The bottom line is that lipodystrophy is an unusual distribution of the body's fat. This distribution is largely controlled by steroidal hormones which the body makes from cholesterol via reactions that are controlled by (cytochrome P450 and related) enzymes of the adrenal glands that are located over the kidneys. These hormones include at least aldosterone, cortisol, testosterone and estrogen. Changing the activities or proportions of these enzymes can be expected to result in changes in fat distribution. Birth control pills that directly change the proportions of the steroidal hormones can also cause fat distribution changes. Compounds that interfere with the P450 enzymes may change fat distribution, since this would also change the proportions of the various steroidal hormones. Other drugs and some food components are among compounds that may interfere with these enzymes.

There is a large variation in the proportion of these hormones amongst different people, so use of a particular drug may cause a problem for some but not others. If the symptoms coincide with chronic use of a particular contraceptive, then it might be from a combination of the pill and whatever sensitivities exist in the particular person. But will stopping the pill reverse the effect?? One would think that this could happen, but it might take several months to have an observable result.

An endocrinologist and a pharmacologist could be valuable consultants in combination with a knowledgeable primary care physician.

Q#4: Blood Test for Lipodystrophy?

I have clear signs of lipodystrophy, but my doctor says that a blood test was done to confirm the diagnosis, which was negative. I have never heard of a blood test specifically for lipodystrophy. Am I being lied to? Does lipodystrophy ALWAYS show up in cholesterol and blood sugar tests?" (October, 2000)

A: Donna Tinnerello, MS, RD, CD/N responds:

I have definitely seen body fat changes with normal lipids (fats). But everyone in the field of HIV is still working on clarifying this syndrome. After almost four years there are still more questions than answers. So it is not uncommon for there to be some confusion about this, and not only among people living with HIV, but among health professionals as well.

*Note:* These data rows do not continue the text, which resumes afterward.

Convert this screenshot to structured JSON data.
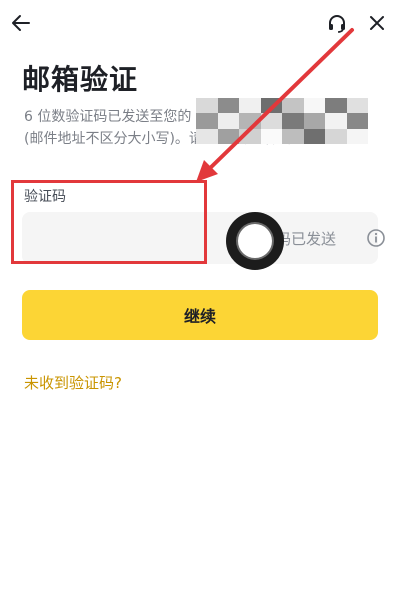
{
  "nav": {
    "back_icon": "arrow-left-icon",
    "support_icon": "headset-icon",
    "close_icon": "close-icon"
  },
  "page": {
    "title": "邮箱验证",
    "desc_line1": "6 位数验证码已发送至您的",
    "desc_line2": "(邮件地址不区分大小写)。请在 30 分钟内输入。"
  },
  "form": {
    "label": "验证码",
    "code_value": "",
    "code_placeholder": "",
    "sent_text": "码已发送",
    "info_icon": "info-circle-icon"
  },
  "actions": {
    "continue_label": "继续",
    "no_code_link": "未收到验证码?"
  },
  "colors": {
    "accent": "#fcd535",
    "link": "#c99400",
    "annotation_red": "#e2383b"
  }
}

Lipodystrophy, in the true sense of the word, is not measured by a blood test to my knowledge. High cholesterol, triglycerides (more blood fats) and elevated blood sugar are often features of this syndrome. And it is these features that can be measured in blood tests.

But lipodystrophy per se is defined by changes in outward appearance, and it can take on many "shapes." These shapes -- that is, fat deposition in the truncal area like the belly, a buffalo hump (fat in the back of the neck), enlarged fatty breasts in women, thinning of extremities, and sometimes lumps of fat under the skin in other parts of the body as well -- are measured by the eye, not by blood tests. They're assessed by what one sees in the mirror and by repeated tape measurements. Doctors can also tell if the increase in truncal size is water or fat upon physical examination.

So for clarity, let's call the changes that can be measured in the blood metabolic abnormalities -- high triglycerides, high cholesterol, and glucose abnormalities including diabetes. (Apparently, your tests came back normal.) And let's call the changes in body shape the true definition of lipodystrophy in the strictest sense. Often, but not always, the metabolic abnormalities accompany the body changes. But in "fat wasting", for example -- the loss of fat in the face, arms and legs -- these changes are not measured by a blood test.

A: Diana Peabody, RD responds:

Just to put in my two cents: A person can get the metabolic problems OR the body shape changes OR both. Some people with HIV, taking the same medications, don't get any form of lipodystrophy while others do. So far there is no way to predict who will get what. Everyone should at least have regular fasting bloodwork (cholesterol, triglycerides and blood sugars) to monitor, though, as they are a common marker.